Eu tentava ao máximo diminuir minha presença, escondendo-me no quarto para não sair. Mas Arthur fazia questão de me arrastar para todos os tipos de coquetéis e festas de gala.
"Você foi criada pela família Silva. Deve estar presente nessas ocasiões para que ninguém pense que estamos te maltratando", dizia ele, com uma desculpa impecável.
Em uma dessas festas de negócios, escondi-me em um canto bebendo suco, observando Arthur mover-se com naturalidade entre a multidão. Beatriz, como a legítima herdeira dos Silva, estava naturalmente cercada por todos.
Eu estava feliz com o meu sossego.
Nesse momento, um herdeiro mimado aproximou-se com uma taça na mão.
"Ora, se não é a Senhorita Silva? Ah, não, como devo te chamar agora? Senhorita Silva... ou melhor, Alice Oliveira?"
O sujeito era Ricardo. Ele já tinha tentado dar em cima de mim no passado e eu acabei jogando bebida na cara dele. Agora, ele vinha para tripudiar sobre a minha queda.
Ignorei-o e me virei para sair. Ricardo, porém, segurou meu pulso com força, com um sorriso vulgar: "Não vá embora agora. Antes você era orgulhosa como um pavão, mas agora que perdeu as penas, que tal ficar comigo? Mesmo não sendo do sangue dos Silva, esse seu rostinho e esse corpo ainda são de primeira..."
BUM!
Um estrondo ecoou.
Ricardo foi lançado para trás, derrubando uma torre de champanhe ao lado. Vidros se quebraram por todo o chão e a bebida espirrou para todos os lados.
O salão mergulhou em um silêncio mortal.
Arthur parou diante de mim, recolhendo a perna após o chute e ajustando as abotoaduras com calma. Naqueles olhos que costumavam ser sempre gélidos e racionais, agora fervilhava uma sede de sangue violenta.
"Ricardo, parece que você está cansado de viver."
Ricardo gemia no chão, segurando a barriga: "Arthur Silva! Você me bateu por causa de uma falsificada?!"
Arthur caminhou até ele e pressionou seu sapato de couro brilhante sobre as costas da mão de Ricardo, esmagando-a sem piedade.
"Falsificada?" Ele soltou uma risada baixa, com uma voz tão sombria que fazia o couro cabeludo formigar. "Enquanto o nome dela estiver no registro da minha família, ela será de Arthur Silva. Quem você pensa que é para tocar nela?"

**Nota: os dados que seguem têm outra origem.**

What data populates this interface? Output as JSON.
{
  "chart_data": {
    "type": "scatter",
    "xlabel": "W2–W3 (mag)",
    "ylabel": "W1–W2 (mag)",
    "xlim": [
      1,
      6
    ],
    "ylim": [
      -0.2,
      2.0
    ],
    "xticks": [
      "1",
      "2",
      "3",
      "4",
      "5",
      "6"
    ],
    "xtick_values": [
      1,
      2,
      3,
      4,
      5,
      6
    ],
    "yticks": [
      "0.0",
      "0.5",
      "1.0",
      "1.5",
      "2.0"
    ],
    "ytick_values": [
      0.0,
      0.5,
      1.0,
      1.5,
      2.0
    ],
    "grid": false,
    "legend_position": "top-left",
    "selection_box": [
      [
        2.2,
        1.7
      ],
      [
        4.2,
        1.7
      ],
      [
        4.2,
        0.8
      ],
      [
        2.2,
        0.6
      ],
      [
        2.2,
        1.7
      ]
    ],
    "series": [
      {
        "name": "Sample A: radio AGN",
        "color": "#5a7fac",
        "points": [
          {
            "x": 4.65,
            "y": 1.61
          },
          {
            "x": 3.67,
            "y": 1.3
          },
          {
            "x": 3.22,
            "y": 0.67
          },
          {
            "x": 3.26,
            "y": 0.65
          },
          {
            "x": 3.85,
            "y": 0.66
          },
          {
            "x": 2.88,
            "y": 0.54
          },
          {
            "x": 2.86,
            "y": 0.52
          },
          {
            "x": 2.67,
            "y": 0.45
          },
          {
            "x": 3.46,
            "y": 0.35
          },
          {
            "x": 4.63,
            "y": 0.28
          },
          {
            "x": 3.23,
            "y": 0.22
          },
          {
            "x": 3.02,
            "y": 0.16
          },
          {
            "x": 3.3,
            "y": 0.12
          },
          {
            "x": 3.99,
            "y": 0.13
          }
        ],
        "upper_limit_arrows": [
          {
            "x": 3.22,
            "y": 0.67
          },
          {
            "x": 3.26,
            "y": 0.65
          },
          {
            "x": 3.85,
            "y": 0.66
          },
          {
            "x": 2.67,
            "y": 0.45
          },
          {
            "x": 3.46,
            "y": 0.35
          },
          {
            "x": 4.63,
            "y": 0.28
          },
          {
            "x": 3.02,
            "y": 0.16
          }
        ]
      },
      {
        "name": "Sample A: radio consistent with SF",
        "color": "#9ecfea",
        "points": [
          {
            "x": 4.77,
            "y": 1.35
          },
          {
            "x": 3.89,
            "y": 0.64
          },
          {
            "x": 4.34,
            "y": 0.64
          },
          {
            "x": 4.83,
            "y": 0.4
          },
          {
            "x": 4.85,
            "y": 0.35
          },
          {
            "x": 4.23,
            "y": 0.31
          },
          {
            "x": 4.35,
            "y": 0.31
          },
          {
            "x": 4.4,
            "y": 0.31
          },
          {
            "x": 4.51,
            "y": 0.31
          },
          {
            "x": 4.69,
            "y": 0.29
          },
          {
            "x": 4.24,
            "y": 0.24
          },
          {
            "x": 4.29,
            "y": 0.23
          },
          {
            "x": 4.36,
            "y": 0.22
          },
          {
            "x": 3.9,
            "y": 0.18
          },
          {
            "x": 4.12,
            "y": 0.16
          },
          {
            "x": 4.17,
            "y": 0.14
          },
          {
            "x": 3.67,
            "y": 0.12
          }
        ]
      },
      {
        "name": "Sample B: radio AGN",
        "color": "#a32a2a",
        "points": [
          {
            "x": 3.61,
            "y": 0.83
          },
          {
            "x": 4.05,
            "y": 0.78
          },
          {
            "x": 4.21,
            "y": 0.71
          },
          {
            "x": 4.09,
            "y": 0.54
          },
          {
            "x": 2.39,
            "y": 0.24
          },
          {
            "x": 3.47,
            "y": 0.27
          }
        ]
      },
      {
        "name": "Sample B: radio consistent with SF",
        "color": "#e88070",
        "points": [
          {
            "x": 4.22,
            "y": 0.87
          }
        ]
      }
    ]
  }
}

Naquela noite, fui arrastada por Arthur para fora do salão de festas.
Ele me jogou dentro do carro com uma força impressionante. O interior do veículo estava em silêncio absoluto, quebrado apenas pela sua respiração pesada.
"Irmão...", chamei com cautela.
"Cale a boca!" Ele virou a cabeça bruscamente, com os olhos injetados de sangue.
As legendas sobre ele brilhavam como se estivessem prestes a explodir:
[Aaaaaah! Ele está perdendo o controle!]
[Isso não é proteger a irmã, isso é possessividade pura!]
[Arthur finalmente percebeu que é um obsessivo!]
Arthur me encarava fixamente e, de repente, inclinou o corpo em minha direção. Assustada, colei as costas no vidro da janela. O rosto dele estava a poucos centímetros do meu, sua respiração batendo na minha pele, carregada de um forte cheiro de álcool e perigo.
"Fique longe desses homens daqui para frente", ele disse entre dentes. "Se eu vir mais alguém tocando em você, eu acabo com ele."
Meu coração disparou como um trovão. Eu mal ousava respirar. Não era por estar apaixonada, mas por puro medo. Eu via nos olhos dele algo chamado "desejo".
Um desejo que, definitivamente, um irmão jamais deveria sentir por uma irmã.